A business’s front line employees represent the company not only through their service, but the way they present themselves. Treat your company uniform dress code as a way of making a lasting impression on clients and customers. By establishing a uniform dress code, employees will have their corporate clothing requirements clearly outlined and understood to achieve a higher level of professionalism and ease in their day-to-day workwear.
1. Listen to what your employees have to say
Your front line employees will be the ones following the dress policy each day, so it’s important to listen to their opinion. Understand what they feel comfortable wearing, if the uniform is assisting them or complicating their work, and their general attitude towards their work uniform.
2. Develop a purchasing and distribution plan
It is essential that before building the uniform dress code there is a management agreement regarding the purchasing and distribution of the work uniform. Will employees have to purchase their own uniform? Will uniforms be supplied to workers from the company? Can employees place their order at the workplace, or will they have to source it independently? Weigh up factors – such as finances, time, and a level of importance on uniforms – to implement a uniform dress code with a suitable method of supply.
3. Incorporate the company mission
Your corporate uniform and presentation of your employee is the visual representation of your company. It’s important to understand the company’s mission and vision and convey it through the way staff wear their uniform. The uniform dress code should state your company values, and proceed to outline a uniform that will represent them.
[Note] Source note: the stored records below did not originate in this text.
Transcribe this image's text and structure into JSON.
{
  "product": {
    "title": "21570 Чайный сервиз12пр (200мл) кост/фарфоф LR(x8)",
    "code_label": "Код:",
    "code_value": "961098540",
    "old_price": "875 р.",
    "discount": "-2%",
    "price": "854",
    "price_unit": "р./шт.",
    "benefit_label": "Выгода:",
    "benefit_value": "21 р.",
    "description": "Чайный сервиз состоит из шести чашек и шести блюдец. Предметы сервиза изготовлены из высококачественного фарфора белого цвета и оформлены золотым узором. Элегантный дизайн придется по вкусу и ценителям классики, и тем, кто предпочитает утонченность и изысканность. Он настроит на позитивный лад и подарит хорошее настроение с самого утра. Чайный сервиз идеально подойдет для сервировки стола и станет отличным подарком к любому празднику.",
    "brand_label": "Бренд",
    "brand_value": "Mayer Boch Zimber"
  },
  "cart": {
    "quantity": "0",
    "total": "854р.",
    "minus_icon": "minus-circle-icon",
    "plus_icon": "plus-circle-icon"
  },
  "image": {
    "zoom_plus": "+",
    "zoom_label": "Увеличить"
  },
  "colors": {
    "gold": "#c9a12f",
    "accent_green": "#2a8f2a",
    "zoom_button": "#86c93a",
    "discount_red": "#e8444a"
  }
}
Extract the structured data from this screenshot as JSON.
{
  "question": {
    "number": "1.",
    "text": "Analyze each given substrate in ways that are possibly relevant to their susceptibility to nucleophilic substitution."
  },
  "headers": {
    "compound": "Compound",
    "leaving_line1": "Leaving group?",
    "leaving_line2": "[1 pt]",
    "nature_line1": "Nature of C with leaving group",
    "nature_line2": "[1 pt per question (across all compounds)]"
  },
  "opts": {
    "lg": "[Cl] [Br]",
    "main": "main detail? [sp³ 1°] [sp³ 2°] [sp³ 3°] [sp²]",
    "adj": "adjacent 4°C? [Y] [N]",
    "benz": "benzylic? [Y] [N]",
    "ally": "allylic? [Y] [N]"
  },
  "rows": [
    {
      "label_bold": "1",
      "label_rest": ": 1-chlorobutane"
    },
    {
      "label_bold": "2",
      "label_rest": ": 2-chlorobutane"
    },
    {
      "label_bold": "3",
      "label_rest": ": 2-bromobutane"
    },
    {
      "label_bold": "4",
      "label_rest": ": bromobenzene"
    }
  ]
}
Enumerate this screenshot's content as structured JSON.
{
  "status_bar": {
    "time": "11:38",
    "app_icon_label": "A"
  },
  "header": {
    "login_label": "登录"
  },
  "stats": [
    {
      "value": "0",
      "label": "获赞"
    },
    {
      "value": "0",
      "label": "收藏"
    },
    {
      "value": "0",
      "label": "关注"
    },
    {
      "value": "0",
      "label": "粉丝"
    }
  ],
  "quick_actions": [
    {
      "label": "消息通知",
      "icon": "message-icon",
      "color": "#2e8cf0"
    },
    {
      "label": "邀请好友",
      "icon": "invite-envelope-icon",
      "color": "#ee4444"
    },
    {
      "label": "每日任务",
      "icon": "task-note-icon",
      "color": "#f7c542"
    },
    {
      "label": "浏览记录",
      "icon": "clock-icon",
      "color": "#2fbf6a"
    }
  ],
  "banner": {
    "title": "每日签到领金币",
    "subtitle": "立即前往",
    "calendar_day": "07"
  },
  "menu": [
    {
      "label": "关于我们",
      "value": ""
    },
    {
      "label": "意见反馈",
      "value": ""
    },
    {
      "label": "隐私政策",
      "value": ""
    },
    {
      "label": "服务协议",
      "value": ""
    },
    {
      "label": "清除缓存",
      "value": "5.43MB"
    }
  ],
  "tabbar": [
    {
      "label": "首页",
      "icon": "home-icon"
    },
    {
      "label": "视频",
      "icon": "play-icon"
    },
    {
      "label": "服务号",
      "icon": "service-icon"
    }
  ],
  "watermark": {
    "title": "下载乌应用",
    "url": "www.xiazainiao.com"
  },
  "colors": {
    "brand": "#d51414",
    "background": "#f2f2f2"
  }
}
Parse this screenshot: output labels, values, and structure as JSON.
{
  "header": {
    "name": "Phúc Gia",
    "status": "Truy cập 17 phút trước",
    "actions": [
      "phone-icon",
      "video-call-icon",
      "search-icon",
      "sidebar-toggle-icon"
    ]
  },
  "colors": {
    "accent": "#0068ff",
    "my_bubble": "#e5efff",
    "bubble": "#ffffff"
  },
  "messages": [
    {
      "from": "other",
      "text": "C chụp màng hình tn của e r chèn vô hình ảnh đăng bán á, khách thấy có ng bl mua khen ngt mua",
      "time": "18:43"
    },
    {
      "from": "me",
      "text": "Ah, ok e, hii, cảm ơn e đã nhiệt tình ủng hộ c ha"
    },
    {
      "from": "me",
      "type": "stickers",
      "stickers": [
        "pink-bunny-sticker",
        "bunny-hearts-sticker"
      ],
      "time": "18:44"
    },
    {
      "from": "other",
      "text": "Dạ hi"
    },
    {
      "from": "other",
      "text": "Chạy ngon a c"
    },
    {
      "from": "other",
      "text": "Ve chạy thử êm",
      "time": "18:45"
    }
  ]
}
4. Construct an appropriate uniform
Understand the role of your employees to develop a uniform and code that serves the purpose of the work conducted. Depending on your company industry – labour, office work, professional wear – ensure that the uniform you request of your worker is suitable.
5. List recommendations
Outline examples and recommend components of the uniform to staff in your uniform dress code. Add explicit details – this can include appropriate and/or inappropriate clothing, colours, styles, accessories, and so on – so that employees have clear direction in how to dress according to the code.
6. Make it official
To successfully carry out a uniform dress code, ensure that all employees have read it and understand it. Take the time to formally address it with your workers and have them sign off on it to officialise their comprehension and agreement with it. More thoroughly, include a date in which it will be put into motion.
7. Make it accessible
Publish your uniform policy to multiple platforms so it is accessible to staff and other parties. Keep a hard copy in the office or workplace, email it to employees, even upload a copy to the company cloud system so that it can be accessed wherever, whenever.